W.P. Carey is a Dividend Achiever, a group of 264 stocks with 10+ years of consecutive dividend increases.
This article will discuss why its high yield and annual dividend growth make W.P. Carey stock attractive as an income investment.
W.P. Carey is a Real Estate Investment Trust, also known as a REIT. It has a market capitalization of approximately $6.7 billion, and an enterprise value of $10.7 billion.
It invests in commercial real estate, under the sale-leaseback model. This is when a tenant sells a property to a REIT, which then leases it back to the tenant.
As of March 31, 2017, the company owned 900 net-lease properties with 214 tenants. It has long-term agreements with high-quality tenants.
W.P. Carey’s portfolio has an average remaining lease term of 9.6 years. The portfolio has 99.1% occupancy.
Source: Q1 Earnings Presentation, page 11
The company has a diversified property portfolio, both in terms of industry and geography. Approximately 67% of its annual rent is derived from the U.S., with 28% from Europe and the remainder from various international markets including Mexico, Canada, Japan, and Australia.
Among W.P. Carey’s top tenants are several strong companies with leadership positions in their respective industries.
This has provided the company with steady growth. W.P. Carey generated funds from operation, or FFO, of $547.7 million in 2016. FFO-per-share was $5.12, an increase of 2.6% from the previous year.
Growth was driven by cost controls, as well as 2.4% growth in net revenue from owned real estate. These catalysts should continue to fuel growth in 2017 and beyond.
W.P. Carey’s future FFO growth will be driven by rent increases and property acquisitions. First, thanks to its asset quality, the company can pass along regular rent increases.

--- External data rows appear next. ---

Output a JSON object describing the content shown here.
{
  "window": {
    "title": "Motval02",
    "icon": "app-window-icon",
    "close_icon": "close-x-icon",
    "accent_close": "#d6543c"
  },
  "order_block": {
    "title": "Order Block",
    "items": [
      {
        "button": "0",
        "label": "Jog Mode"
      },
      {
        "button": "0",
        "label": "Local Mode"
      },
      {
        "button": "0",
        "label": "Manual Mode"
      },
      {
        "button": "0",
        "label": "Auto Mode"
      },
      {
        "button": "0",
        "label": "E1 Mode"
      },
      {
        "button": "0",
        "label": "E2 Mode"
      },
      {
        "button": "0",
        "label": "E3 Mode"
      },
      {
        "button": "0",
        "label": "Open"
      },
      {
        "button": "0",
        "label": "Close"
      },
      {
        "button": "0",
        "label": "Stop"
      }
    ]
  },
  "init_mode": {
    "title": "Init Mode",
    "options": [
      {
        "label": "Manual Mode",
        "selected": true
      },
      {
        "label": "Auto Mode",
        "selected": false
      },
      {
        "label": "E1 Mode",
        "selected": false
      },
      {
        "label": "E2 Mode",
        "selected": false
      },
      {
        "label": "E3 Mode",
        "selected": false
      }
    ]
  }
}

Approximately 99% of its leases have built-in contractual rent increases.
Source: Q1 Earnings Presentation, page 13
In addition to raising rent on a regular basis, W.P. Carey can increase its rental income from property acquisitions.
The company made several acquisitions in North America last year, totaling $544 million of investment in 2016. Acquisitions had an average lease term of 20 years.
W.P. Carey also engages in active portfolio management. It occasionally will redevelop or sell properties if it sees better opportunities elsewhere.
It disposed of 33 properties last year which generated $636 million. The company reinvested the proceeds into higher-quality properties with longer lease terms.
And, 2017 redevelopment investments are expected to reach $60 million.
The company turned in a disappointing performance in the first quarter. Adjusted FFO was $1.25 per share, down 4.6% year-over-year.
The decline was due to a one-time gain recognized in the prior-year quarter, as well as lower revenue from planned asset sales. This was partially offset by lower interest expenses, due to a lower interest rate on the company’s debt.
W.P. Carey still expects 2017 to be a strong year. Full-year adjusted FFO-per-share is expected within a range of $5.10-$5.30.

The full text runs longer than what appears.